“La justicia emana del pueblo y se administra en nombre del Rey por jueces y magistrados integrantes del poder judicial, independientes, inamovibles y sometidos únicamente al imperio de la ley”. Así reza el artículo 117 de nuestra Constitución. Precepto que es la consecuencia del principio de la soberanía nacional, artículo 1.2 de la Carta Magna, origen y fundamento de todos los poderes del Estado, entre ellos lógicamente el poder judicial, poder destinado, según el artículo 118 de nuestra Constitución, a juzgar y hacer ejecutar lo juzgado.
El titular del poder judicial, como el del ejecutivo o el del legislativo, es el pueblo.
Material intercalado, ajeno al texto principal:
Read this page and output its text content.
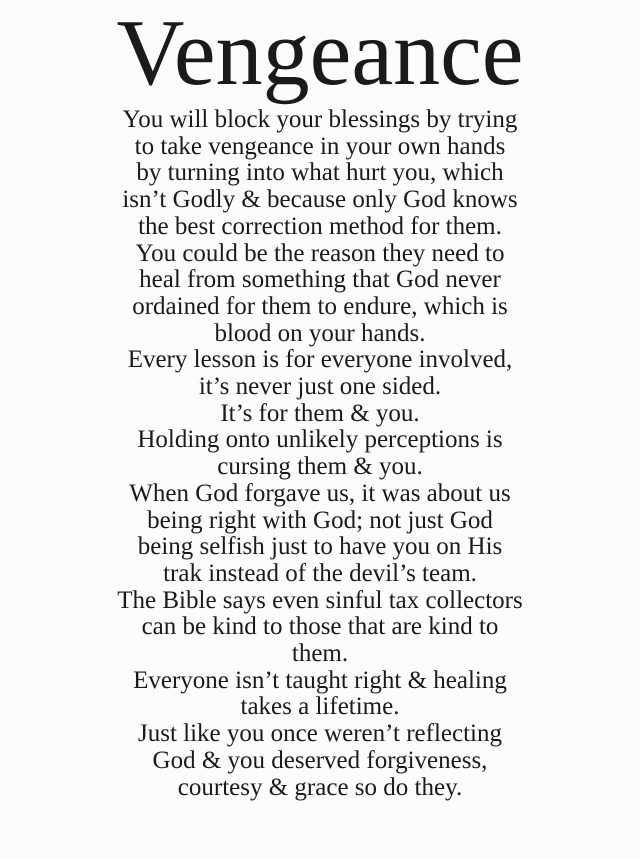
Vengeance
You will block your blessings by trying
to take vengeance in your own hands
by turning into what hurt you, which
isn’t Godly & because only God knows
the best correction method for them.
You could be the reason they need to
heal from something that God never
ordained for them to endure, which is
blood on your hands.
Every lesson is for everyone involved,
it’s never just one sided.
It’s for them & you.
Holding onto unlikely perceptions is
cursing them & you.
When God forgave us, it was about us
being right with God; not just God
being selfish just to have you on His
trak instead of the devil’s team.
The Bible says even sinful tax collectors
can be kind to those that are kind to
them.
Everyone isn’t taught right & healing
takes a lifetime.
Just like you once weren’t reflecting
God & you deserved forgiveness,
courtesy & grace so do they.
El pueblo lo confía a los jueces y magistrados, que se encargan de realizar el poder judicial en nombre del Rey bajo el dogma de la soberanía nacional. Por tanto, los jueces y magistrados no son los titulares de ese poder. Este principio, esencial en la democracia y en el Estado de Derecho, se ha ido diluyendo poco a poco entre nosotros de la mano del proceso de progresiva politización a que se ha sometido al poder judicial, especialmente en lo que se refiere a los nombramientos de las más altas magistraturas de la justicia española.
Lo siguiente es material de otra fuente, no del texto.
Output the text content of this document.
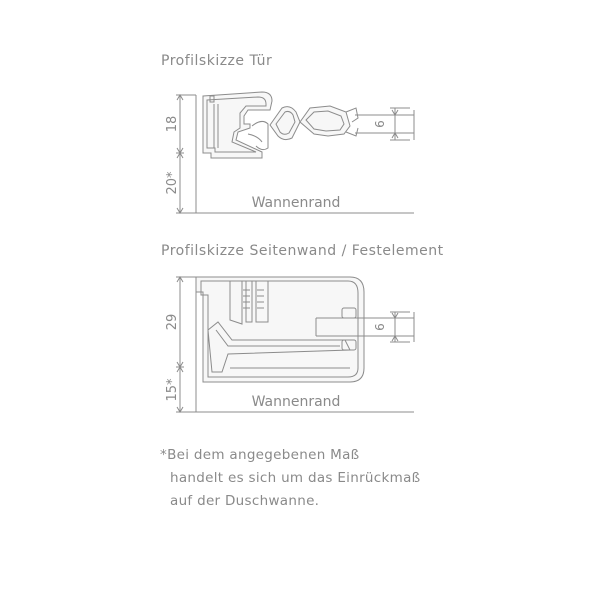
Profilskizze Tür
Profilskizze Seitenwand / Festelement
18
20*
6
Wannenrand
29
15*
6
Wannenrand
*Bei dem angegebenen Maß
handelt es sich um das Einrückmaß
auf der Duschwanne.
En otras palabras, la independencia se ha ido difuminando del horizonte de los principales órganos colegiados de la Administración de Justicia al calor del poder político. En efecto, el poder de los partidos, auténticos conformadores de los poderes del Estado, se ha ido enseñoreando de los principales resortes del poder judicial. Las consecuencias de este proceso están a la vista de todos y se producen, con demasiada frecuencia, con las posiciones de sus señorías que coinciden, a veces a pies juntillas, con las expresiones vertidas, en multitud de polémicas y controversias, por los dirigentes de los partidos políticos.
¿Es posible que el verdadero titular del poder judicial, el pueblo soberano, se lleve las manos a la cabeza, al comprobar de qué manera se administra justicia en España?. ¿Por qué los ciudadanos, los verdaderos dueños del poder judicial, no reclaman que este poder del Estado también justifique y motive sus actuaciones más allá de la más que esperable alta argumentación que deben expresar las resoluciones de los jueces y tribunales?
Estas y otras preguntas por el estilo se contestan reconociendo que la invasión del poder judicial por el poder político está produciendo, no sólo desconcierto en el pueblo, sino una profunda decepción con el sistema político.
En Alemania, que tienen un sistema político semejante al nuestro, las principales sentencias del Tribunal Constitucional de Kalsrue, así lo ha puesto de manifiesto la doctrina científica reiteradamente, gozan normalmente del beneplácito popular. Por una poderosa razón: aunque las fuerzas políticas participan en el nombramiento de sus magistrados, los principales partidos y sus representantes tienen la firme convicción de que el poder judicial es y emana del pueblo. Por ello proponen en las altas Cortes jurisdiccionales a juristas independientes, hombres y mujeres que saben, cuándo alcanzan esta alta magistratura, que su única obediencia es a la Ley y al Derecho.
Por estos pagos, los partidos, en su deseo de control y dominación general, no dejan resquicio alguno fuera de su influencia. Y, en el caso del Tribunal Supremo y del Tribunal Constitucional desde hace tiempo atrás, buscan dependientes, hombres y mujeres que aseguren que el sentido de sus votos y resoluciones se alinee en todo momento con el criterio de quien les propone. Qué necesidad tenemos de una nueva reforma del poder judicial. Pero de una reforma que garantice la independencia real de la muy noble función de dar a cada uno lo suyo, lo que se merece, lo que le corresponde. No lo que es conveniente, lo que es justo.